There should be no disagreement that it is bad economics. Five years of austerity in Greece broke the economy. The confidence fairy never showed up. Austerity – cutting everything except the sacred debt – has not worked, will not work, cannot work.
There is a reason he IMF and Neoliberalism were kicked out of Africa and Latin America. The radical free market economics caused the same damage there that it has in Greece. The same “shrink your way to growth” mandate led to the same results. And another lesson was taught again: The Neoliberal agenda is immune to logic, evidence and compassion. Its enforcers, the “technocrats” installed by the Institutions, are aptly described by Paul Krugman:
What Europe calls technocrats aren’t people who know how the world works; they’re people who subscribe to the approved fantasies, and never change their minds no matter how badly wrong things go.

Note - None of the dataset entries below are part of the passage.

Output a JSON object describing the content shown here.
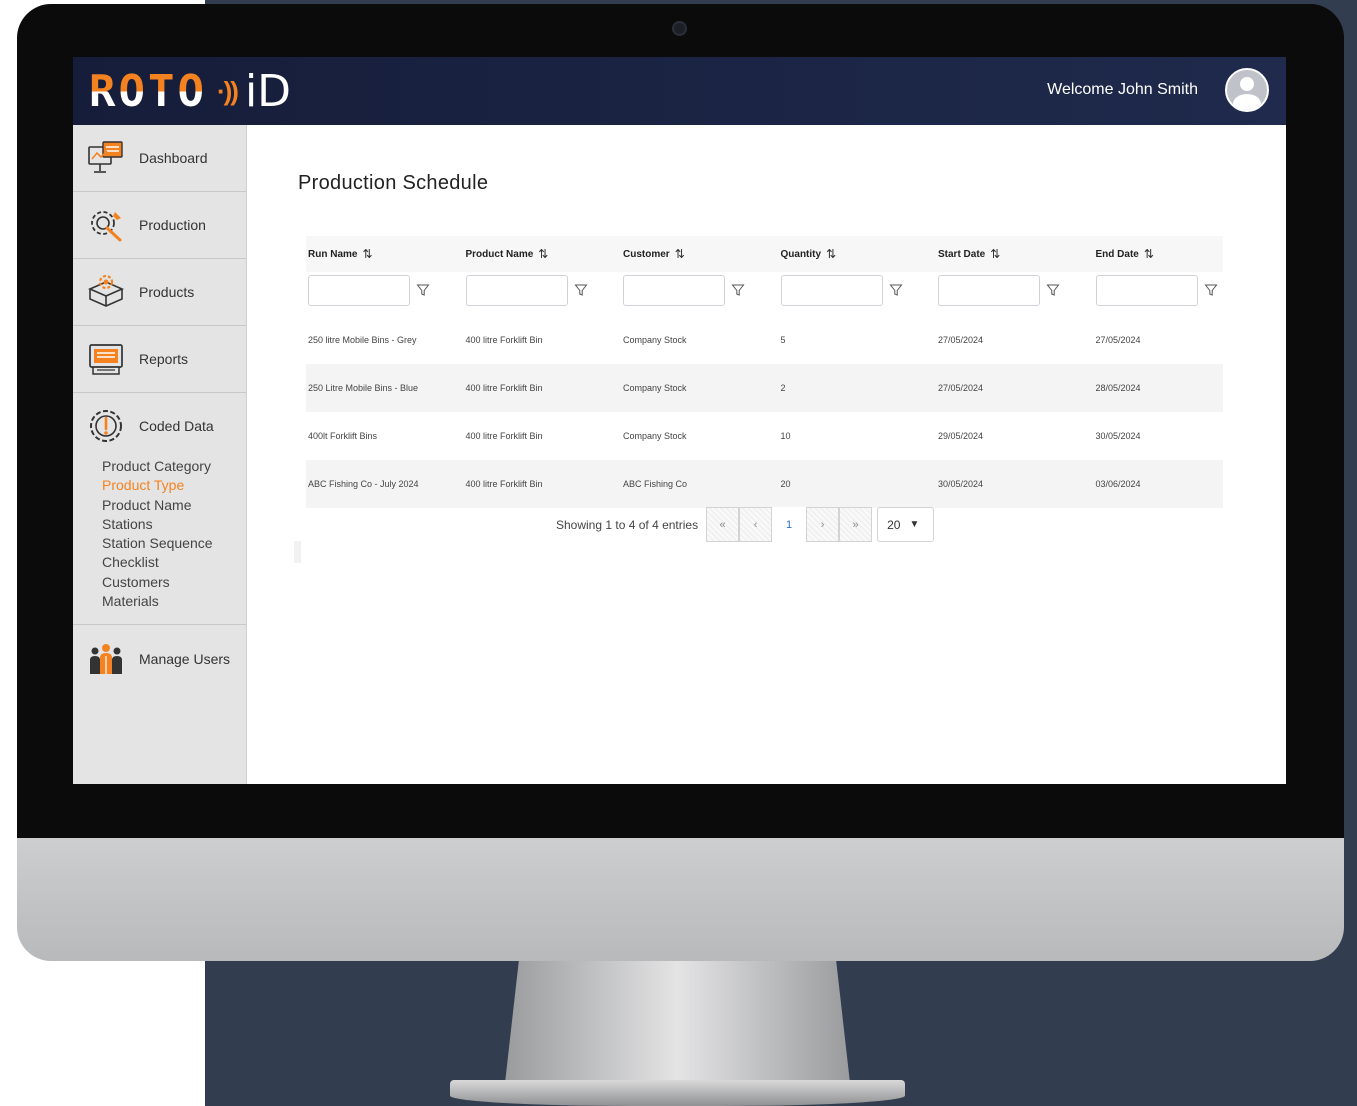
{
  "header": {
    "logo_main": "ROTO",
    "logo_waves": "·))",
    "logo_id": "iD",
    "welcome": "Welcome John Smith"
  },
  "sidebar": {
    "items": [
      {
        "label": "Dashboard",
        "icon": "dashboard-icon"
      },
      {
        "label": "Production",
        "icon": "production-gear-icon"
      },
      {
        "label": "Products",
        "icon": "products-box-icon"
      },
      {
        "label": "Reports",
        "icon": "reports-icon"
      },
      {
        "label": "Coded Data",
        "icon": "coded-data-icon"
      },
      {
        "label": "Manage Users",
        "icon": "manage-users-icon"
      }
    ],
    "coded_submenu": [
      "Product Category",
      "Product Type",
      "Product Name",
      "Stations",
      "Station Sequence",
      "Checklist",
      "Customers",
      "Materials"
    ],
    "active_submenu": "Product Type"
  },
  "main": {
    "title": "Production Schedule",
    "columns": [
      "Run Name",
      "Product Name",
      "Customer",
      "Quantity",
      "Start Date",
      "End Date"
    ],
    "rows": [
      [
        "250 litre Mobile Bins - Grey",
        "400 litre Forklift Bin",
        "Company Stock",
        "5",
        "27/05/2024",
        "27/05/2024"
      ],
      [
        "250 Litre Mobile Bins - Blue",
        "400 litre Forklift Bin",
        "Company Stock",
        "2",
        "27/05/2024",
        "28/05/2024"
      ],
      [
        "400lt Forklift Bins",
        "400 litre Forklift Bin",
        "Company Stock",
        "10",
        "29/05/2024",
        "30/05/2024"
      ],
      [
        "ABC Fishing Co - July 2024",
        "400 litre Forklift Bin",
        "ABC Fishing Co",
        "20",
        "30/05/2024",
        "03/06/2024"
      ]
    ],
    "pagination": {
      "summary": "Showing 1 to 4 of 4 entries",
      "first": "«",
      "prev": "‹",
      "current": "1",
      "next": "›",
      "last": "»",
      "page_size": "20"
    }
  },
  "colors": {
    "accent": "#f58220",
    "topbar": "#1a2242",
    "sidebar": "#e4e4e4",
    "backdrop": "#323d4f"
  }
}
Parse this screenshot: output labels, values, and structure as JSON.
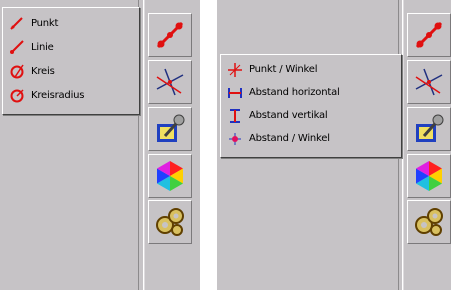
{
  "left_panel": {
    "menu": {
      "items": [
        {
          "label": "Punkt",
          "icon": "point-pencil-icon"
        },
        {
          "label": "Linie",
          "icon": "line-pencil-icon"
        },
        {
          "label": "Kreis",
          "icon": "circle-pencil-icon"
        },
        {
          "label": "Kreisradius",
          "icon": "circle-radius-pencil-icon"
        }
      ]
    }
  },
  "right_panel": {
    "menu": {
      "items": [
        {
          "label": "Punkt / Winkel",
          "icon": "point-angle-icon"
        },
        {
          "label": "Abstand horizontal",
          "icon": "horizontal-distance-icon"
        },
        {
          "label": "Abstand vertikal",
          "icon": "vertical-distance-icon"
        },
        {
          "label": "Abstand / Winkel",
          "icon": "distance-angle-icon"
        }
      ]
    }
  },
  "toolbar": {
    "buttons": [
      {
        "name": "draw-tool",
        "icon": "red-line-points-icon"
      },
      {
        "name": "construct-tool",
        "icon": "intersecting-lines-icon"
      },
      {
        "name": "edit-tool",
        "icon": "pencil-pad-icon"
      },
      {
        "name": "color-tool",
        "icon": "color-hexagon-icon"
      },
      {
        "name": "settings-tool",
        "icon": "gears-icon"
      }
    ]
  },
  "colors": {
    "panel": "#c6c3c6",
    "red": "#e01010",
    "blue": "#2030c0"
  }
}
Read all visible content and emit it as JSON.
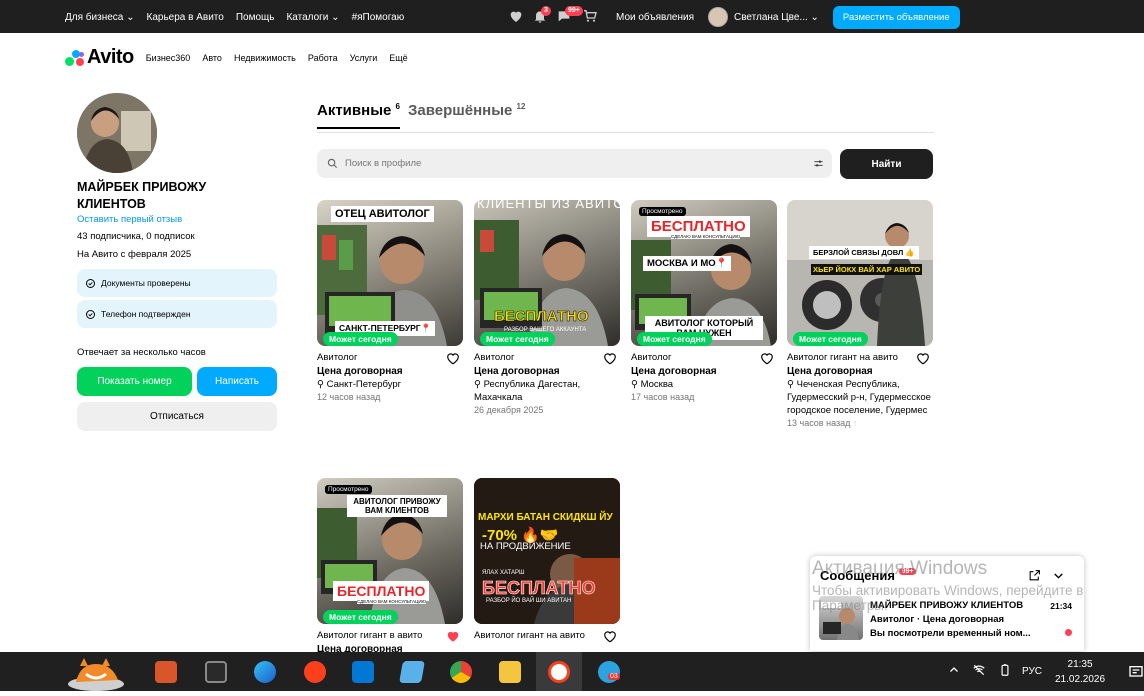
{
  "header": {
    "nav": [
      "Для бизнеса ⌄",
      "Карьера в Авито",
      "Помощь",
      "Каталоги ⌄",
      "#яПомогаю"
    ],
    "notif_badge": "3",
    "msg_badge": "99+",
    "my_ads": "Мои объявления",
    "user_name": "Светлана Цве... ⌄",
    "post_button": "Разместить объявление"
  },
  "logo": {
    "text": "Avito",
    "categories": [
      "Бизнес360",
      "Авто",
      "Недвижимость",
      "Работа",
      "Услуги",
      "Ещё"
    ]
  },
  "profile": {
    "name": "МАЙРБЕК ПРИВОЖУ КЛИЕНТОВ",
    "review_link": "Оставить первый отзыв",
    "subscribers": "43 подписчика, 0 подписок",
    "since": "На Авито с февраля 2025",
    "chips": [
      "Документы проверены",
      "Телефон подтвержден"
    ],
    "response": "Отвечает за несколько часов",
    "show_number": "Показать номер",
    "write": "Написать",
    "unsubscribe": "Отписаться"
  },
  "tabs": {
    "active_label": "Активные",
    "active_count": "6",
    "done_label": "Завершённые",
    "done_count": "12"
  },
  "search": {
    "placeholder": "Поиск в профиле",
    "button": "Найти"
  },
  "listings": [
    {
      "overlay_top": "ОТЕЦ АВИТОЛОГ",
      "overlay_bottom": "САНКТ-ПЕТЕРБУРГ📍",
      "badge": "Может сегодня",
      "title": "Авитолог",
      "price": "Цена договорная",
      "location": "Санкт-Петербург",
      "time": "12 часов назад"
    },
    {
      "overlay_top": "КЛИЕНТЫ ИЗ АВИТО",
      "overlay_mid": "БЕСПЛАТНО",
      "overlay_sub": "РАЗБОР ВАШЕГО АККАУНТА",
      "badge": "Может сегодня",
      "title": "Авитолог",
      "price": "Цена договорная",
      "location": "Республика Дагестан, Махачкала",
      "time": "26 декабря 2025"
    },
    {
      "viewed": "Просмотрено",
      "overlay_top": "БЕСПЛАТНО",
      "overlay_sub": "СДЕЛАЮ ВАМ КОНСУЛЬТАЦИЮ",
      "overlay_mid": "МОСКВА И МО📍",
      "overlay_bottom": "АВИТОЛОГ КОТОРЫЙ ВАМ НУЖЕН",
      "badge": "Может сегодня",
      "title": "Авитолог",
      "price": "Цена договорная",
      "location": "Москва",
      "time": "17 часов назад"
    },
    {
      "overlay_top": "БЕРЗЛОЙ СВЯЗЫ ДОВЛ 👍",
      "overlay_mid": "ХЬЕР ЙОКХ ВАЙ ХАР АВИТО",
      "badge": "Может сегодня",
      "title": "Авитолог гигант на авито",
      "price": "Цена договорная",
      "location": "Чеченская Республика, Гудермесский р-н, Гудермесское городское поселение, Гудермес",
      "time": "13 часов назад"
    },
    {
      "viewed": "Просмотрено",
      "overlay_top": "АВИТОЛОГ ПРИВОЖУ ВАМ КЛИЕНТОВ",
      "overlay_bottom": "БЕСПЛАТНО",
      "overlay_sub": "СДЕЛАЮ ВАМ КОНСУЛЬТАЦИЮ",
      "badge": "Может сегодня",
      "title": "Авитолог гигант в авито",
      "price": "Цена договорная"
    },
    {
      "overlay_top": "МАРХИ БАТАН СКИДКШ ЙУ",
      "overlay_mid": "-70% 🔥🤝",
      "overlay_sub2": "НА ПРОДВИЖЕНИЕ",
      "overlay_bottom": "БЕСПЛАТНО",
      "overlay_small": "ЯЛАХ ХАТАРШ",
      "overlay_sub": "РАЗБОР ЙО ВАЙ ШИ АВИТАН",
      "title": "Авитолог гигант на авито"
    }
  ],
  "messages": {
    "title": "Сообщения",
    "badge": "99+",
    "name": "МАЙРБЕК ПРИВОЖУ КЛИЕНТОВ",
    "time": "21:34",
    "subject": "Авитолог · Цена договорная",
    "text": "Вы посмотрели временный ном..."
  },
  "windows": {
    "watermark_title": "Активация Windows",
    "watermark_text": "Чтобы активировать Windows, перейдите в Параметры.",
    "lang": "РУС",
    "time": "21:35",
    "date": "21.02.2026",
    "telegram_badge": "03"
  }
}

Despite the overwhelming evidence that austerity has exactly the dire effects basic textbook macro says it will, they cling to belief in the confidence fairy. Despite a striking lack of evidence that “structural reform” delivers much of a growth boost, especially in an economy suffering from a huge output gap, they continue to present structural reform — mainly in the form of disempowering workers — as a sovereign remedy for all ills. Despite a clear record of past failure, they continue to push for asset sales as a supposed answer to debt overhang.
In short, what Europe usually means by a “technocrat” is a Very Serious Person, someone distinguished by his faith in received orthodoxy no matter the evidence.
A raft of economics has lined up with the Greeks. The economics of the matter are not much different than a corporate bankruptcy, where debt is restructured to make operations viable and hence maximize returns for creditors.
But it is not just bad economics, it is bad politics
In Germany it is the politics of blame. The Greeks are the new Jews, morally deficient, culpable for crimes they never committed, deserving of punishment. Greece and Ireland absorbed the surpluses from Germany and France and took the hit when the crisis came down. As Yanis Varoufakis correctly says, “The Periphery’s exorbitant debts were essential for the industrial machinery and banking systems of Germany and France to prosper given the problematic bank-based recycling system.” (And be clear, it was not the German or French taxpayers that loaned money to the Greeks. It was their banks. The supposed bailout of Greece in 2012 was in fact a backdoor bailout of German banks.)
Now the politics has lined up so that the only successful path is for the Greeks to pay back unpayable debts. Schäuble and the Germans have forced the Eurozone into a dead end with their unwillingness to address reality. With five months to take a step-wise approach, they instead insisted on a “comprehensive conclusion,” which is now transparently revealed to be a demand for the Greeks to forfeit any control over domestic policy. The German negotiating strategy was bait and switch, and the last switch was the first proposal, delivered as “take it or leave it.”
The Greeks have now accepted a proposal that was likely designed to be unacceptable. If this clarifies the dynamics for the world, it may prove to be the undoing of Schäuble, Merkel and the Troika. It must now be evident that the Germans are ruling from power, not reason, and that they are perfectly willing to evict a member from the Eurozone in spite of all assurances it was not possible. Trust is broken. When this arrangement fails, as it must, and likely at a time when others are facing the same asphyxiation by debt, will it be the Greeks or the Germans who are lined up for blame.